Many testing, estimation and confidence interval procedures discussed in the multivariate statistical literature are based on the assumption that the observation vectors are independent and normally distributed. The main reason for this is that often sets of multivariate observations are, at least approximately, normally distributed. Multivariate normal distribution with a structured mean and a structured covariance matrices arise in many applied areas, such as biology, medicine, sociology, economics, engineering, and other fields. In many examples maximum likelihood estimators cannot be obtained explicitly and must rely on numerical optimization algorithms. We are therefore interested in other explicit estimators as alternatives to the maximum likelihood estimators.
The mean is often given by some linear or bilinear structure, e.g., in the general Linear Model, Mixed Linear Model or in the Growth Curve Model. Another area, of special interest, related to these models is Small Area Estimation. The demand for small area statistics is for both cross-sectional and repeated measures data. Small area estimates for repeated measures data may be used by public policy makers for different purposes such as funds allocation, new educational or health programs and in some cases, they might be interested in a given group of population.
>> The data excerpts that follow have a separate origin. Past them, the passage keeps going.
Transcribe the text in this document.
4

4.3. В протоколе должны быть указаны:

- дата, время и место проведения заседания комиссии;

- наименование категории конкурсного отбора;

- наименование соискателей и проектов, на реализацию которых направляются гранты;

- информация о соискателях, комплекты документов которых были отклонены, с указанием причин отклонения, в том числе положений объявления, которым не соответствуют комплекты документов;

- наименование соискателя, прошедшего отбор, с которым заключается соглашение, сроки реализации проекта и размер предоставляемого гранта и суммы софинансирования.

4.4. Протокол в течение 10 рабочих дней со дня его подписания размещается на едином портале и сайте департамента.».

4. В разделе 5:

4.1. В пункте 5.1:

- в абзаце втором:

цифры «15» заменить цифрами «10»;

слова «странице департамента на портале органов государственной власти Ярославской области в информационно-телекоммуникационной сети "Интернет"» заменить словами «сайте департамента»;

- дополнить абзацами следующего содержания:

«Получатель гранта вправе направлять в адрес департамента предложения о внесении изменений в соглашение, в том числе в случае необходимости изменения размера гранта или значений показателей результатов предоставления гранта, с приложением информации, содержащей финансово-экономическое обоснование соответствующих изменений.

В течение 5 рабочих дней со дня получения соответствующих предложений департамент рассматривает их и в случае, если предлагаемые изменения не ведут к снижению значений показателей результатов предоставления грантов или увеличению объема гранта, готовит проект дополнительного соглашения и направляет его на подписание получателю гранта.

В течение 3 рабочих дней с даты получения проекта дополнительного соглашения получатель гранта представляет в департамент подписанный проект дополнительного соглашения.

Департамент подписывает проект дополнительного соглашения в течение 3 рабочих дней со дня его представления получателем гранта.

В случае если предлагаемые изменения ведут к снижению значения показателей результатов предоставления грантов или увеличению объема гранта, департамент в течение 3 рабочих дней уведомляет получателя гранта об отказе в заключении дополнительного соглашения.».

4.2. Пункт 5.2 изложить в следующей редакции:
Patterned covariance matrices
Multivariate data can often be expressed as a vector, matrix or more general as a tensor of higher order, for example spatio temporal models. For these data the covariance matrix is naturally given as a Kronecker product of matrices expressing dependent structures in each mode. Hence, the Kronecker structure can for example be used in the purpose to model dependent multilevel observations. The covariance matrices in some modes can also be assumed to follow some linear structured covariance matrix, e.g., banded, Toeplitz, circular Toeplitz, special structure with zeros or some mix, depending on the application. Furthermore, the estimator for the covariance matrix is especially important since inference on the mean parameters strongly depends on the estimated covariance matrix and the dispersion matrix for the estimator of the mean is a function of it.
High-dimensional statistical analysis
Nowadays, when data is more easily collected and stored, high dimensional analysis is of great interest in the above models. In high dimensional analysis the size of the sample space is smaller than the size of the parameter space. In these cases classical methods will fail and new modern theories must be developed. A part of the high dimensional research area is Random Matrix Theory which is a useful tool in, for example, financial mathematics, theoretical physics and wireless communication, as well as in other disciplines. In random matrix theory one analyses the spectral distribution, i.e., the distribution of the eigenvalues for a random matrix.